Khawer Zeshan
Khawer Zeshan

Reputation: 9646

Why doesn't Mercurial check for the latest revision before commiting?

In SVN you cannot commit if your local revision is not up to date with the master repository. Mercurial doesn't check for this and allows you to commit. Then you have to do a merge.

If there are many programmers working then this could lead to a big problem. Is there is any way around this?

Upvotes: 2

Views: 96

Answers (1)

krtek
krtek

Reputation: 26607

Mercurial and SVN have two very different way of working.

SVN is centralized, everything you commit will be immediately accessible by all the others. It is why you must always commit on top of every other changes. So you can ascertain that what you've done still work with the modifications made by others.

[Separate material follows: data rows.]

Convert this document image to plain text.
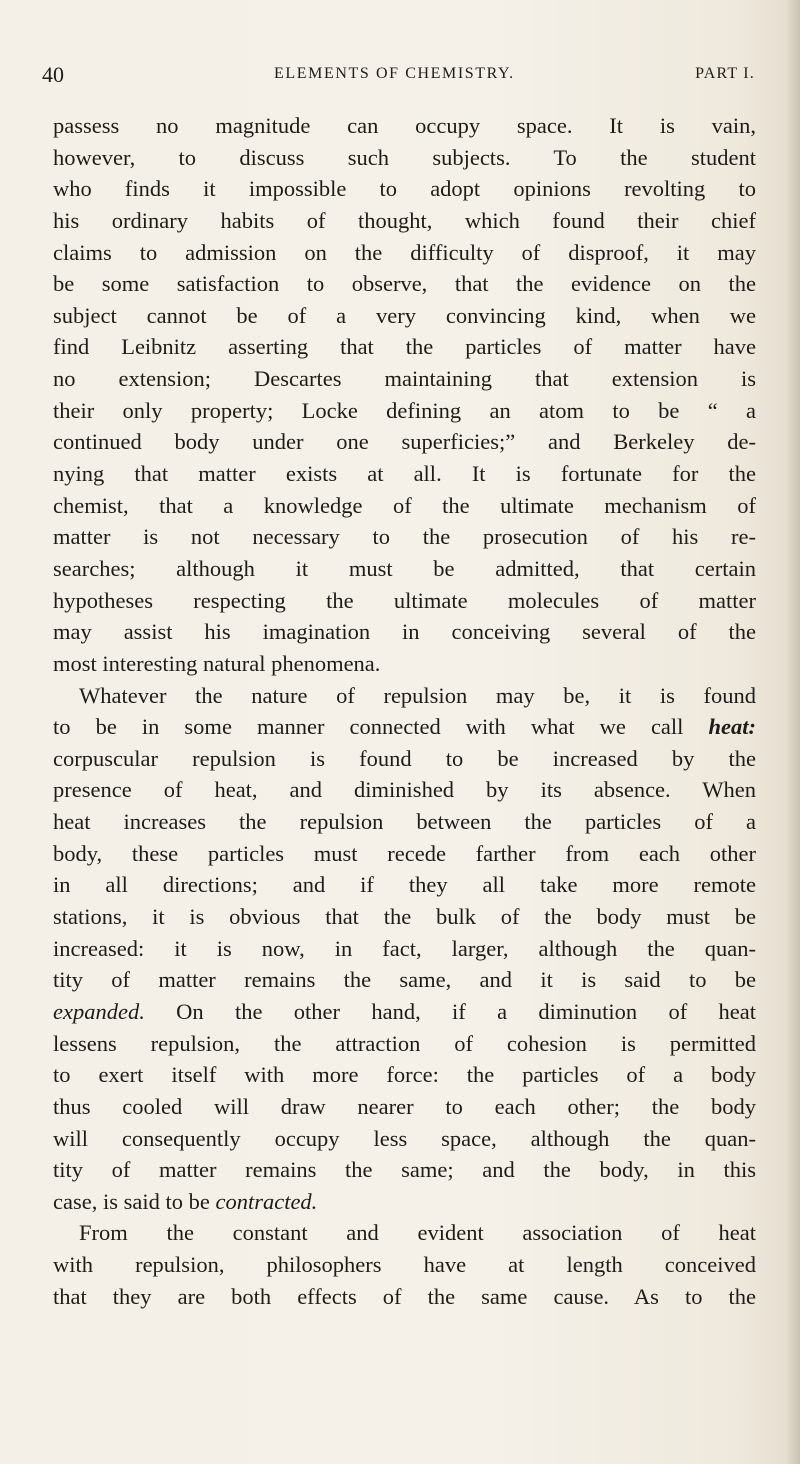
40	ELEMENTS OF CHEMISTRY.	PART I.
passess no magnitude can occupy space. It is vain,
however, to discuss such subjects. To the student
who finds it impossible to adopt opinions revolting to
his ordinary habits of thought, which found their chief
claims to admission on the difficulty of disproof, it may
be some satisfaction to observe, that the evidence on the
subject cannot be of a very convincing kind, when we
find Leibnitz asserting that the particles of matter have
no extension; Descartes maintaining that extension is
their only property; Locke defining an atom to be “ a
continued body under one superficies;” and Berkeley de-
nying that matter exists at all. It is fortunate for the
chemist, that a knowledge of the ultimate mechanism of
matter is not necessary to the prosecution of his re-
searches; although it must be admitted, that certain
hypotheses respecting the ultimate molecules of matter
may assist his imagination in conceiving several of the
most interesting natural phenomena.
Whatever the nature of repulsion may be, it is found
to be in some manner connected with what we call heat:
corpuscular repulsion is found to be increased by the
presence of heat, and diminished by its absence. When
heat increases the repulsion between the particles of a
body, these particles must recede farther from each other
in all directions; and if they all take more remote
stations, it is obvious that the bulk of the body must be
increased: it is now, in fact, larger, although the quan-
tity of matter remains the same, and it is said to be
expanded. On the other hand, if a diminution of heat
lessens repulsion, the attraction of cohesion is permitted
to exert itself with more force: the particles of a body
thus cooled will draw nearer to each other; the body
will consequently occupy less space, although the quan-
tity of matter remains the same; and the body, in this
case, is said to be contracted.
From the constant and evident association of heat
with repulsion, philosophers have at length conceived
that they are both effects of the same cause. As to the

With Mercurial, commits are local to your working directory. Only the push is distributed to other people. It's the reason why there's no check on each and every commit. (In this way, you can also work offline, ie without being connected to the repository).

It is only when you try to push your changes that Mercurial checks if there are new commits on the branch you're working one. If so, you can force the push (this will create a new head) or merge the other modifications, thus acknowledging the work of others.

Every DVCS (D is for distributed) I know off have the same way of dealing with commit / push, it's one of their many advantages. As long as the merge are done right, you won't have problems because of this.

If you really want to check for new changeset on each commit, I think it's possible to do it with some hooks, but I really don't see the reason why. Maybe someone will propose such a thing.